Desde la revista Mía me propusieron hace unos días participar en un debate sobre la exigencia de llevar tacones en el puesto de trabajo a partir de la denuncia de una recepcionista de hotel inglesa. La denuncia de esta trabajadora incluía la petición de que la Primera Ministra inglesa renunciara a los tacones en sus apariciones públicas.

Escribí este texto:

“Harta de tener que opinar sobre cómo vestirnos”

“Puede un hotel exigirle a una recepcionista (jornada de 8 horas de pie) que lleve zapatos de tacón? ¿Puede una empresa de congresos vestir a sus azafatas con un largo de falda incompatible con un digno movimiento del cuerpo humano? ¿Puede un hospital pedir que las enfermeras lleven medias de licra? ¿No exceden estas “recomendaciones” laborales, normalmente no escritas, las exigencias lógicas de corrección, aseo y protocolo laboral?

¿Serviría de algo que todas nos quitásemos los tacones, las medias de licra, usáramos alzacuellos y refajo? ¿Es un problema de centímetros? ¿Quién los mide?
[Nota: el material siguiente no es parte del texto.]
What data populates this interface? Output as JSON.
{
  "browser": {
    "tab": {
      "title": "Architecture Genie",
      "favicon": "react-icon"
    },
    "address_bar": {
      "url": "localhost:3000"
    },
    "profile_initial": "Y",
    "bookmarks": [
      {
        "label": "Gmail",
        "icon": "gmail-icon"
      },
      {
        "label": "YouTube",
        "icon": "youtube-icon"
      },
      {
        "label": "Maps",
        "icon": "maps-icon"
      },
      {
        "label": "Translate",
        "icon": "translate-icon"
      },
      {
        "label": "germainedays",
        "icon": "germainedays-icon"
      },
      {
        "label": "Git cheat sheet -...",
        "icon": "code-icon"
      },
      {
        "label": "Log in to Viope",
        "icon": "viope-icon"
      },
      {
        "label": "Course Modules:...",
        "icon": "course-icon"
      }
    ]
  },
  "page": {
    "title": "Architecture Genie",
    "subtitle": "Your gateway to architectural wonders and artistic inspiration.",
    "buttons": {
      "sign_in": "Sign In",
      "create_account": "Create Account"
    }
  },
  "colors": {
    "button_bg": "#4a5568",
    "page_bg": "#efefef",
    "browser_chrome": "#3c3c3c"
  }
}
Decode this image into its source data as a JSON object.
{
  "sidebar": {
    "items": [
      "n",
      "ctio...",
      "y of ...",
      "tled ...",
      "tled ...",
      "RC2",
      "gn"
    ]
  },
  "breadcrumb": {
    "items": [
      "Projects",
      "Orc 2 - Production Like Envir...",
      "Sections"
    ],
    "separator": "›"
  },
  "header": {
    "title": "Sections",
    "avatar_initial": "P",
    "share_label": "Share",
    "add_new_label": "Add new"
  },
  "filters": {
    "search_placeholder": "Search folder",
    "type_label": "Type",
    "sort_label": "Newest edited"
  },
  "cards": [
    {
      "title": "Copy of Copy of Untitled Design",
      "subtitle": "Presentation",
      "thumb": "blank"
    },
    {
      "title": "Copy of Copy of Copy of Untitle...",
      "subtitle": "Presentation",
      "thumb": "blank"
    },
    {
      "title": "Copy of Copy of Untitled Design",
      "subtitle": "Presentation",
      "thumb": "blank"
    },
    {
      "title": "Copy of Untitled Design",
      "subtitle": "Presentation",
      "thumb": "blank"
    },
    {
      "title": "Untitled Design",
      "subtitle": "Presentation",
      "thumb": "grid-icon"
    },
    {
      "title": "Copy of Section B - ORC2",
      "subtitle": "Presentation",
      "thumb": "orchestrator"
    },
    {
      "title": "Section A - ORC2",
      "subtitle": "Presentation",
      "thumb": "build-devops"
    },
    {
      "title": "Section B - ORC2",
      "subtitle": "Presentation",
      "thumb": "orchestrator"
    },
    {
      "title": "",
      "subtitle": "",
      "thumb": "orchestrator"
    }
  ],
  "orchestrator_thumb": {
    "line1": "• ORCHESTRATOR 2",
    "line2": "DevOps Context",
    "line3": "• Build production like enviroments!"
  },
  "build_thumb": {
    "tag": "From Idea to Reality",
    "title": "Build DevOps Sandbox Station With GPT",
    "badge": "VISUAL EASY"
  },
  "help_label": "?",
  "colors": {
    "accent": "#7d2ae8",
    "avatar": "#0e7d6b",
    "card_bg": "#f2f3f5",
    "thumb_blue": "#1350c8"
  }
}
Y para enredar más el tema, ¿quieren que hablemos de burkas y burquinis?

Harta de tener que opinar sobre cómo vestirnos sin provocar a nadie, sin ofender a ningún dios, ni ser vista como una aliada del patriarcado. Harta de la permanente batalla que se libra a través de la imagen de las mujeres. Creo que para formarse una opinión fundada sobre vestimentas, mujeres y empleo, habría que empezar por preguntarse por qué la Guardia Civil no tiene chalecos antibalas adaptados a la anatomía femenina, ¿o es que no estamos hablando de derechos laborales y de salud y seguridad en el puesto de trabajo?”.

Marisa Soleto Ávila, directora de Fundación Mujeres.

Publicado en el número 1.565 de la Revista Mía.